Hey, remember Buck? No, not the sexy, homeless archaeology grad student who was camping out on the Morgans’ property so he could investigate some ancient war crime; no, I mean Rex’s old pal whose wife tried to murder him with a nail gun and then later it turned out said wife was Rex’s ex-girlfriend from high school and it seems I didn’t cover the end of this storyline so I’m not sure how it all worked out? I think Buck broke up with his wife, though! But based on his set role as the strip’s sad sack, I’m going to assume that he’s gotten himself deep into some depressing ponzi scheme and he’s trying to pull Rex in as well. Haha, look at Rex’s eye’s glazing over and soon as Buck starts his pitch!

Spider-Man, 1/19/17

Welp, Rocket’s only been on our planet for a few hours, but he’s already well acclimated to the Spidey Way Of Heroism, i.e., doing a half-assed job for a little bit and then dozing off.
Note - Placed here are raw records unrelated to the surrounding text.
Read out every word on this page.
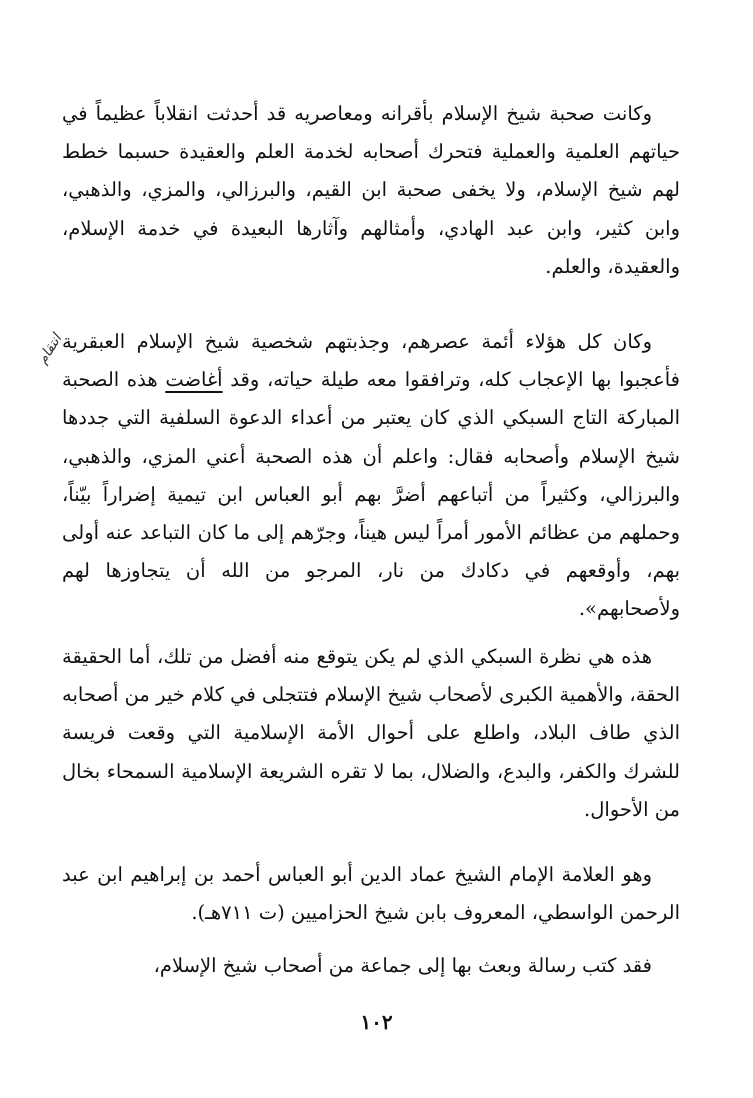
وكانت صحبة شيخ الإسلام بأقرانه ومعاصريه قد أحدثت انقلاباً عظيماً في حياتهم العلمية والعملية فتحرك أصحابه لخدمة العلم والعقيدة حسبما خطط لهم شيخ الإسلام، ولا يخفى صحبة ابن القيم، والبرزالي، والمزي، والذهبي، وابن كثير، وابن عبد الهادي، وأمثالهم وآثارها البعيدة في خدمة الإسلام، والعقيدة، والعلم.

وكان كل هؤلاء أئمة عصرهم، وجذبتهم شخصية شيخ الإسلام العبقرية فأعجبوا بها الإعجاب كله، وترافقوا معه طيلة حياته، وقد أغاضت هذه الصحبة المباركة التاج السبكي الذي كان يعتبر من أعداء الدعوة السلفية التي جددها شيخ الإسلام وأصحابه فقال: واعلم أن هذه الصحبة أعني المزي، والذهبي، والبرزالي، وكثيراً من أتباعهم أضرَّ بهم أبو العباس ابن تيمية إضراراً بيّناً، وحملهم من عظائم الأمور أمراً ليس هيناً، وجرّهم إلى ما كان التباعد عنه أولى بهم، وأوقعهم في دكادك من نار، المرجو من الله أن يتجاوزها لهم ولأصحابهم».

انتقام

هذه هي نظرة السبكي الذي لم يكن يتوقع منه أفضل من تلك، أما الحقيقة الحقة، والأهمية الكبرى لأصحاب شيخ الإسلام فتتجلى في كلام خير من أصحابه الذي طاف البلاد، واطلع على أحوال الأمة الإسلامية التي وقعت فريسة للشرك والكفر، والبدع، والضلال، بما لا تقره الشريعة الإسلامية السمحاء بخال من الأحوال.

وهو العلامة الإمام الشيخ عماد الدين أبو العباس أحمد بن إبراهيم ابن عبد الرحمن الواسطي، المعروف بابن شيخ الحزاميين (ت ٧١١هـ).

فقد كتب رسالة وبعث بها إلى جماعة من أصحاب شيخ الإسلام،

١٠٢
It’s also worth noting that Rocket was originally wearing an adorable little outfit and now he’s … stark naked? I guess a naked raccoon shouldn’t be disturbing but when you’re established as wearing clothes even if you’re a species that doesn’t normally wear clothes, once you take off your clothes you’re naked, that’s the rule. The fact that Peter and MJ are fully dressed isn’t helping.

Gasoline Alley, 1/19/17

Meanwhile, Gertie continues to test the waters to figure out when Walt will finally be senile enough that he’ll voluntarily drink Drāno.